“Like winding up in a drunken stupor and getting your brother killed?”
She met his gaze. There was such suffering in those rich blue eyes, but all she could do was sit there while tears gathered in her own eyes and spilled over.
She didn’t want to know that he’d been in love with her, or that he and Paul had broken their word to her.
She didn’t want to know that he’d been blaming himself for his brother’s death for three and a half years. Or what that guilt had done to him.
She didn’t want any of it to be true. She didn’t want him to be hurting and she didn’t want to be hurting so much herself.
Yet she couldn’t find any words to help either of them.
“We’d better go,” Scott said. As he rose to his feet, his phone rang. Scott answered and pulled out his notebook. “Let me get that down,” he said, scribbling what looked like a phone number to Laurel.
Laurel felt ashamed at the relief she felt when, judging by the rest of Scott’s conversation, she knew they were going back to work.
* * *
“THAT WAS MURPHY,” Scott told Laurel, pulling out his keys and donning sunglasses as he held the door for her and walked beside her to the Blazer.
“Has he heard from Dennis?”
“No.” Scott’s jaw was set. “Nor has Arnett shown up for work. At this point, when he does, he’s fired.”
“So what do you think our chances are of having him show up for his appointment with Murphy this afternoon?”
“Slim.”
He wasn’t surprised that she’d been thinking the same thing he had. But it made him damned uncomfortable. After unlocking her door, Scott walked around to his side of the Blazer. She shouldn’t still be so much a part of him. Thinking like him. Touching him without ever lifting a finger.

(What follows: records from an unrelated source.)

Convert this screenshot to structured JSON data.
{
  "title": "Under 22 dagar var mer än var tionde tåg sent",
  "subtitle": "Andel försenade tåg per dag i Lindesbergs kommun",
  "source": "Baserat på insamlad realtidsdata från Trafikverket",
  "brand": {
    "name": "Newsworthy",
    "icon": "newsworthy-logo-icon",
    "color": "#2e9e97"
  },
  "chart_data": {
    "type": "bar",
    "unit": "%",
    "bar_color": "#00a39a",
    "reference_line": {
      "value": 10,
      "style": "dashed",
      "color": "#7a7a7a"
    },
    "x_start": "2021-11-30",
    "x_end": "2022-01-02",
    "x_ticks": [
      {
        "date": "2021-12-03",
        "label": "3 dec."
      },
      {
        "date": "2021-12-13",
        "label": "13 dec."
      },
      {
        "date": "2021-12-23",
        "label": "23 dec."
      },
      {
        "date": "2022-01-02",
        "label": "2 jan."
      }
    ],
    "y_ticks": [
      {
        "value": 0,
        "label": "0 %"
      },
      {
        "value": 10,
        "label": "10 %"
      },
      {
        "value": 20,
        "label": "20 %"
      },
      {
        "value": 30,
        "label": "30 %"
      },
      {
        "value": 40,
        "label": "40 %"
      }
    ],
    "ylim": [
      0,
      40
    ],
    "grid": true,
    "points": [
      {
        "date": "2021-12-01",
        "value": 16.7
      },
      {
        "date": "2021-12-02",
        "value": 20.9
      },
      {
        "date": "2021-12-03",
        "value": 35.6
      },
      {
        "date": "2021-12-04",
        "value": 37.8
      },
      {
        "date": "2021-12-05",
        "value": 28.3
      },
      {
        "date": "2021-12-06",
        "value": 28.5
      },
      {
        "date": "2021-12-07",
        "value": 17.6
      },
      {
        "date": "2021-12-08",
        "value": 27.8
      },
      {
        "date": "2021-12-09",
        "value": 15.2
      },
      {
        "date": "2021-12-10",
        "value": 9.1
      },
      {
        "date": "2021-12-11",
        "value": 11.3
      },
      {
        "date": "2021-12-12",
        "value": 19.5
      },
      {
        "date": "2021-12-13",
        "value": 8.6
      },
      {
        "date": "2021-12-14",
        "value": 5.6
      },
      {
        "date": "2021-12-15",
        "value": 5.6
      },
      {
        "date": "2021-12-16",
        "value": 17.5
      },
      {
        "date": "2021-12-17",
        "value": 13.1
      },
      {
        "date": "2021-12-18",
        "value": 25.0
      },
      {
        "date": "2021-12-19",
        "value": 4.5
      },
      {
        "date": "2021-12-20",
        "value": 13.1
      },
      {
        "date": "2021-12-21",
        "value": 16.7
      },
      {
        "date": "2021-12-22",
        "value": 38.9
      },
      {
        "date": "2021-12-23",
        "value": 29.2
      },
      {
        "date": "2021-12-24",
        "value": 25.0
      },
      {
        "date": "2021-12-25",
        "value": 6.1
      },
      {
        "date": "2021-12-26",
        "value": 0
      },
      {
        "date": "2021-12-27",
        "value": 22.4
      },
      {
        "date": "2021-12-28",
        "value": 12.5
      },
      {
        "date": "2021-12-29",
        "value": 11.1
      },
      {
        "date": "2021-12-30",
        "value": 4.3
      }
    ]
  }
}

“Murphy won’t do anything officially until Arnett doesn’t show, but he’s checking hospitals for me,” Scott told her after he’d climbed in and shut his door. He couldn’t look at her. Couldn’t stand to see the vacancy where once there’d been love in her eyes. Brotherly love, of course. “Arnett better hope he was in some kind of accident.” Staring out the windshield, Scott tried to think like a con man would. “Or he better hope he never gets found.”
Scott might not have grown up getting into trouble, being cared for by a rich older sister and brother-in-law, but he was pretty certain he could slip into Arnett’s mind-set enough to know one thing.
The man was up to no good.
“I have to make another call before we start our rounds of the houses again,” he said, beginning to dial. He had a hunch. And for once, it wasn’t one Laurel would be sharing with him. The thought brought a mixture of relief and sorrow.
He was going to be spending the rest of his life not sharing with Laurel.
“Who are you calling?” she asked. “Does it have anything to do with that number you wrote down?”
He nodded, and then remembered that she wasn’t looking at him, either. “Murphy had someone search Arnett’s phone records for me. There were a couple of numbers he couldn’t easily identify.” One had made the hair on the back of Scott’s neck stand up. It was for a call last Saturday.
“Can’t he get in trouble for that?”
“If he gets caught, maybe.”
“So what’s noteworthy about this particular number?”
“It has a New York exchange.”
He pulled out his notebook, checked to make sure he had Frank Quigg’s number right and hit Send. “I might be way off, but I have a hunch...”
“And another favor to call in?”
Not this time. But Laurel didn’t know about the connection between Dennis’s prison friend and Maureen Cooper.
He gave her an apologetic look, which she missed, staring straight out the windshield as she was, and then said, “Yeah, maybe.”